I finished Lit (again) last night and have come to the same conclusion I did the first go-round: it's so well written, beautiful in parts, but it's also choppy and exhausting. What I guiltily enjoy most about Karr's writing is her long passages about her mother (moreso in The Liar's Club and Cherry). This is when she is most outrageous and hilarious, but also poignant. In Lit, Charley sobers up and cooks briskets and while she's still saucy and inappropriate, she's more mature (at age 80). In short, it's a let down. I felt the same way after hungrily reading all of Ruth Reichl's memoirs.

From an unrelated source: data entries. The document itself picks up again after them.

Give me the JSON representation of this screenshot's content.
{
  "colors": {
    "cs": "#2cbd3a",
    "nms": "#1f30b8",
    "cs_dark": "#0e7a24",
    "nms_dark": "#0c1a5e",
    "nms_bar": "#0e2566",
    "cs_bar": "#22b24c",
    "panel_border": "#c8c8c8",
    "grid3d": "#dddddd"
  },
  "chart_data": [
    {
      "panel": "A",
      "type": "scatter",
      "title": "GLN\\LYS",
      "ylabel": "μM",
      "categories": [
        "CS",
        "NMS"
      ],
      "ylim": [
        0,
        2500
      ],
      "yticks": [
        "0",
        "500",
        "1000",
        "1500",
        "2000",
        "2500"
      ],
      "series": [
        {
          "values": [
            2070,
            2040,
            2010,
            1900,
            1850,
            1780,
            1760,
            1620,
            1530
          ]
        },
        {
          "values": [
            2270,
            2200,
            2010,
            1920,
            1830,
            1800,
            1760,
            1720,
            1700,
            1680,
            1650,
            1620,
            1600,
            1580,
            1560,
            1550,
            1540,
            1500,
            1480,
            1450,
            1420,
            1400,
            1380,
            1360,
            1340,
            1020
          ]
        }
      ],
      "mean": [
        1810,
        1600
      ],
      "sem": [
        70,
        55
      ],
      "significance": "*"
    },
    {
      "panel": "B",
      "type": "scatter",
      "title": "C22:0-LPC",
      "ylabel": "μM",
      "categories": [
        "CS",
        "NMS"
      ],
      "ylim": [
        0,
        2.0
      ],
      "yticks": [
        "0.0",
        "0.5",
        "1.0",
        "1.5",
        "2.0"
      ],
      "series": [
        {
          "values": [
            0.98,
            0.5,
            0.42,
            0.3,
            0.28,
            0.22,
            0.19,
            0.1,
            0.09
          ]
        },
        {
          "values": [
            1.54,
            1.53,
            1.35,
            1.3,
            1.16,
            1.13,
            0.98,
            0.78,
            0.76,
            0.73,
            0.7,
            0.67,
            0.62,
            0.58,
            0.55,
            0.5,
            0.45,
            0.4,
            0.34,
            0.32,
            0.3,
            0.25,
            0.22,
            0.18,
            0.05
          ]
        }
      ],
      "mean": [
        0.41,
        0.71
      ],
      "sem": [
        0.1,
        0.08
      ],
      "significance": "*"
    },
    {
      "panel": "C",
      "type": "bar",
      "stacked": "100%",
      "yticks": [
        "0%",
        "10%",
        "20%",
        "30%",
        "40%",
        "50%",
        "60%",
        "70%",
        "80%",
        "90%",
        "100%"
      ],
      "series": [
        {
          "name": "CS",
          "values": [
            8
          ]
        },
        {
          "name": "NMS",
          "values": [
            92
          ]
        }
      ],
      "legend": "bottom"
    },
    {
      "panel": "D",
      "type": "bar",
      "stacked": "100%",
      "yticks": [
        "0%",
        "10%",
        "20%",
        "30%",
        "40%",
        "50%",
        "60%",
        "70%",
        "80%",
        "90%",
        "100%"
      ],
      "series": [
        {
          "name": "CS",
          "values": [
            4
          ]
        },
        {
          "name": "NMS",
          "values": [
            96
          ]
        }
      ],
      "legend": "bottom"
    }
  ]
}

Reichl's mother, like Charley, tends toward the insane and inappropriate, but in her latest memoir, Not Becoming My Mother, Reichl makes peace with her mom's bi-polarism. It's not the raucous ride of botulism we find in her first memoir, Tender At The Bone and while I'm happy for Reichl, it's just not as much fun.
Does that make me a voyeur of the reality show mentality? Or borrowing a headline from NPR (about Olympic figure skater Joannie Rochette): is this the "fine line between empathy and voyeurism"? http://www.npr.org/blogs/monkeysee/2010/02/joannie_rochette_the_fine_line.html
Truth is, healthy relationships rarely make interesting literature, but whack-ass, drunken, sociopathic families are hi-lar-ious.